Wilde Jahre in seinen Zwanzigern
Mit 19 Jahren wird ihm seine Heimat zu eng und er bricht auf. Auch, um Musik zu machen, erst nach London, die Stadt der Beatles und der Rolling Stones, dann irgendwann nach Deutschland. Dort nimmt seine Karriere Fahrt auf. 1966 nimmt er seine erste Single auf, «Lebenslänglich» bei Electrola. Im Buch gibt es Auszüge aus einer Pressemitteilung, in der es heißt, er sei «empfänglich für den Anblick netter Mädchen – wobei diese nicht minder begeistert sind, ihn zu sehen».
Howard, der Frauenschwarm – lebte er diesen Ruf auch aus? «Auch, wenn ich sexuell aktiv war und in meinen Zwanzigern ein paar wilde Jahre hatte, war ich die meiste Zeit meines Lebens ein treuer Mann mit wenig Interesse an One-Night-Stands», bekennt der Sänger in dem Buch, in dem er auch über seine Beziehungen schreibt.

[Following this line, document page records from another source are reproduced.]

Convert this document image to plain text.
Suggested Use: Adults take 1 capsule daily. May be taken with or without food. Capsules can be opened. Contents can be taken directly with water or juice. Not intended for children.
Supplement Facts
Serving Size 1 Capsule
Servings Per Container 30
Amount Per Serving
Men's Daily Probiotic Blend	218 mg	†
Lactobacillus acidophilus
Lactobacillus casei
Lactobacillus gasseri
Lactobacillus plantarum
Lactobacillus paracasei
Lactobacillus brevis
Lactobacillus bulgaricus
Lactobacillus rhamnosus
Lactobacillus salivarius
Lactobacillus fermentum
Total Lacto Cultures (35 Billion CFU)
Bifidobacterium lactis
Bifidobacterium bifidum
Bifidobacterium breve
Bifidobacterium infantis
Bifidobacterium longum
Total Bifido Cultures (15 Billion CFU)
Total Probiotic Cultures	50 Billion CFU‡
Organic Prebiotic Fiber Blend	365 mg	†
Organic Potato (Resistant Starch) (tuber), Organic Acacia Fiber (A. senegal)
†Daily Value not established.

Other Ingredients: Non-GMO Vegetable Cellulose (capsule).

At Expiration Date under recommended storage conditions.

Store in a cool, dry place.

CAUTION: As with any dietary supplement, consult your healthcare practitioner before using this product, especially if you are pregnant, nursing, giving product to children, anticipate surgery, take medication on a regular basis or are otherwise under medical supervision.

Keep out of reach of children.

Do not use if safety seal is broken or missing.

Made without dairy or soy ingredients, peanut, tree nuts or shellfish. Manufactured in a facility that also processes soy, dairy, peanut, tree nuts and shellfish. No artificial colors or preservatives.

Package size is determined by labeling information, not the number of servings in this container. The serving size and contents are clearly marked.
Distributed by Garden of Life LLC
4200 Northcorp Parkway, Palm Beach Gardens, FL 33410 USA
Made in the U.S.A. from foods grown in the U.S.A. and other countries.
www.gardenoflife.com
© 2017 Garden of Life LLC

Etwa über seine Ehe zu Claudia, mit der er auch einen Sohn hat, den Schauspieler Wayne Carpendale. Später trennen sie sich, bleiben aber Freunde.
Die verzweifelte Suche nach vollen Flaschen
Dann lernt er Donnice kennen, mit der er 1989 den Sohn Cass bekommt und 1991 in die USA zieht. Für ihre Liebe findet er eindrückliche Worte, ist sie doch auch geprägt von Verzweiflung und Angst. Denn seine Partnerin kämpft mit einem Alkoholproblem. «Wenn ich nach Hause komme, ist Donnice meist betrunken und schläft», hält er fest. Sie trennen sich, er hofft auf Rückkehr, sie versöhnen sich, doch dann kehrt die Sucht zurück.
«Wie ich es hasse, nach vollen Flaschen zu suchen, und egal, wie viele ich finde, ich weiß immer, dass ich nicht alle gefunden habe, dass es versteckte Vorräte gibt», notiert er. Und er hat Schuldgefühle, hatte er doch eine Affäre, die er ihr gestanden hat. Er verliert Geld durch schlechte Investitionen, spielt Online-Poker, «Runde für Runde», und gerät immer tiefer in die Depression. Letztlich ist es sein Sohn Wayne, der ihn rettet und nach Deutschland in eine Klinik bringt, wo Carpendale wieder zu sich findet.
«Ich hasse King Alcohol»
Und dann endlich ein Lichtblick: Donnice wird trocken. Doch die Gefahr ist immer präsent. «Wir leben in einer Gesellschaft, die das Kiffen verteufelt, aber den Alkohol verharmlost», beklagt Carpendale. «In jedem noch so kleinen Supermarkt stehen die Regale voller Flaschen, die schreien: Kauf mich, kauf mich, kauf mich! Ich hasse es. Ich hasse King Alcohol.»
Eine tiefe, stille Liebe
2018 heiraten Howard und Donnice. «Es ist eine tiefe, stille Liebe, die uns verbindet. Wir sind Mann und Frau, und wir sind Seelenverwandte», gesteht er. Das Leben sei so leicht und harmonisch und sie lachten über Alltägliches. «Sie ist der Mensch meines Lebens.»